Garrison believed that the only way to end slavery was through moral persuasion, appealing to one's ethical principles to change their minds. This stance, along with beliefs that women should be involved with the American Anti-Slavery Society and the organization should not ally itself with a political party, created a rift in the organization. One sect broke off to create the American and Foreign Anti-Slavery Society, that did not allow women. Another became the Liberty party, a group that was more politically inclined than what Garrison wanted. 


Garrison was also the person to 'discover' Frederick Douglass and help him spread the message of antislavery. In 1841, Garrison heard Frederick Douglass speak about his life, and was able to convince the Massachusetts Anti-Slavery Society to hire Douglass to tour with Garrison and tell his life story to others. Douglass stopped touring with Garrison when he began his own paper, The North Star, in 1847. 

But, in 1851, Douglass wrote that the Constitution could be used as a weapon to fight against slavery. This angered Garrison as he vehemently believed the Constitution was pro-slavery. He then attacked Douglass in his paper, causing the pair to go back and forth fighting each other through their papers, destroying their friendship. 
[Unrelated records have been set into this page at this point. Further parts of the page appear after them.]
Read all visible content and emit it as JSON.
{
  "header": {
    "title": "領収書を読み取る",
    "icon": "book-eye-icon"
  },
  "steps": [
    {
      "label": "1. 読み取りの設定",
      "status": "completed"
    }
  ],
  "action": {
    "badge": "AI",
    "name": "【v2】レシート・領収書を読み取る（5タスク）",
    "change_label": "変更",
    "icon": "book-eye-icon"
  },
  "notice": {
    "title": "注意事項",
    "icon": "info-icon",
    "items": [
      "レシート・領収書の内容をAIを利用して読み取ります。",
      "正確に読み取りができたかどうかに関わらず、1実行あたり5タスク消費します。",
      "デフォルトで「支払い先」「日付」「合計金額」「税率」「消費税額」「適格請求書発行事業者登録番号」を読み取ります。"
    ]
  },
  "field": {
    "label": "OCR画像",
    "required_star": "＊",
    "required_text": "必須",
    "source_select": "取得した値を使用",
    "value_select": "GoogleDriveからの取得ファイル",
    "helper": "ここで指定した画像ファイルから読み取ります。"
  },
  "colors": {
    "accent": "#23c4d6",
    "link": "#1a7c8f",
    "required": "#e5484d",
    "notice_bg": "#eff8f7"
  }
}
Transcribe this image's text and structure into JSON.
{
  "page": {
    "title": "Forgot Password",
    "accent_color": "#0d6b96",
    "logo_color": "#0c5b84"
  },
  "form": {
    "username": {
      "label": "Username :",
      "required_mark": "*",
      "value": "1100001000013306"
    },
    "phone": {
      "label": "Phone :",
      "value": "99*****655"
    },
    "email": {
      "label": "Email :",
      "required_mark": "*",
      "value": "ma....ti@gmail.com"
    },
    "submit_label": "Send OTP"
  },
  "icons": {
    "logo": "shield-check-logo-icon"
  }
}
In the years leading up to the Civil War, Garrison became more radicalized and less influential. He used The Liberator to denounce events like the Kansas-Nebraska Act, the Compromise of 1850, the Dred Scott decision, even burning a copy of the Constitution at a rally in 1854. But he praised John Brown's attack on Harper's Ferry calling it "retribution" for slavery. 
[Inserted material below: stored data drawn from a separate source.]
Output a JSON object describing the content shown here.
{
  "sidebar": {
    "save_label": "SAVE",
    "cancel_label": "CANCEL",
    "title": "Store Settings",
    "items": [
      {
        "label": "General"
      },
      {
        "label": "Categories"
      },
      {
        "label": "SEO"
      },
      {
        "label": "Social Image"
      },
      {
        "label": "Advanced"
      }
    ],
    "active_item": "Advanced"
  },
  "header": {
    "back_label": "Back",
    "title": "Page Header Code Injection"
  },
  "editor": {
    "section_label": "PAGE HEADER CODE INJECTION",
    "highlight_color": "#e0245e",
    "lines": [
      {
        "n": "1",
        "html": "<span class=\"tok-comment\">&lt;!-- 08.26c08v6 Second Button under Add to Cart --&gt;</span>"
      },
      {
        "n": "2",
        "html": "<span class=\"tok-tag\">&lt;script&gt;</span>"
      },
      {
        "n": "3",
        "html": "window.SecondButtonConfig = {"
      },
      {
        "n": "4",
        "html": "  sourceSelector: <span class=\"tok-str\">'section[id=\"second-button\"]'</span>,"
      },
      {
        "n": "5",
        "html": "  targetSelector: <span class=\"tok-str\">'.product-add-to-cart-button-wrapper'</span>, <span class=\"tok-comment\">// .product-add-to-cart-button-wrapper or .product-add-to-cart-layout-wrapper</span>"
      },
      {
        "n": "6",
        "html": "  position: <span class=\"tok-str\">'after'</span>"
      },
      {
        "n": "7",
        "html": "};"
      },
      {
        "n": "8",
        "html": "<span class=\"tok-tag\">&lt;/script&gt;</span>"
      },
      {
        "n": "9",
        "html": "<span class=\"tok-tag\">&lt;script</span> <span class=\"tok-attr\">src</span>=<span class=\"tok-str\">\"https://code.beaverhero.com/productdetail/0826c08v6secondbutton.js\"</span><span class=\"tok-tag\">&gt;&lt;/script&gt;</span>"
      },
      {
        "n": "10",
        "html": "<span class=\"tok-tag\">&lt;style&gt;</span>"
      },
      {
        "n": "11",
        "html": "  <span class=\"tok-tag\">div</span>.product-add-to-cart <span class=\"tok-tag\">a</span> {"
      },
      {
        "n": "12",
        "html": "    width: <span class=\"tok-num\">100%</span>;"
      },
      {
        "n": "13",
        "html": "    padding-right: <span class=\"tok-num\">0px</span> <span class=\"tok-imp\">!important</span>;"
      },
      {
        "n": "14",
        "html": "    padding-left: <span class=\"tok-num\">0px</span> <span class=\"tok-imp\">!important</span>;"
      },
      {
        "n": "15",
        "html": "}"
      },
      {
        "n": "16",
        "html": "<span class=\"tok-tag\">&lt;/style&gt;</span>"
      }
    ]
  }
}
Garrison supported President Lincoln and even overcame his pacifist beliefs to support the Civil War. Seeing it as a faster way to free slaves than what he had been doing. He completely supported the Emancipation Proclamation in 1863, and ended The Liberator on Dec 29, 1865, once the war had ended. Garrison successfully published a new issue of the newspaper every week until its closing.

Impact

Garrison died on May 24, 1879, after getting to see his goal realized with the passing of the 13th Amendment, outlawing slavery. Garrison was one of the leading voices in the country on abolition, and continued to fight after achieving that. He fought for the equality of African Americans and the women's suffrage movement.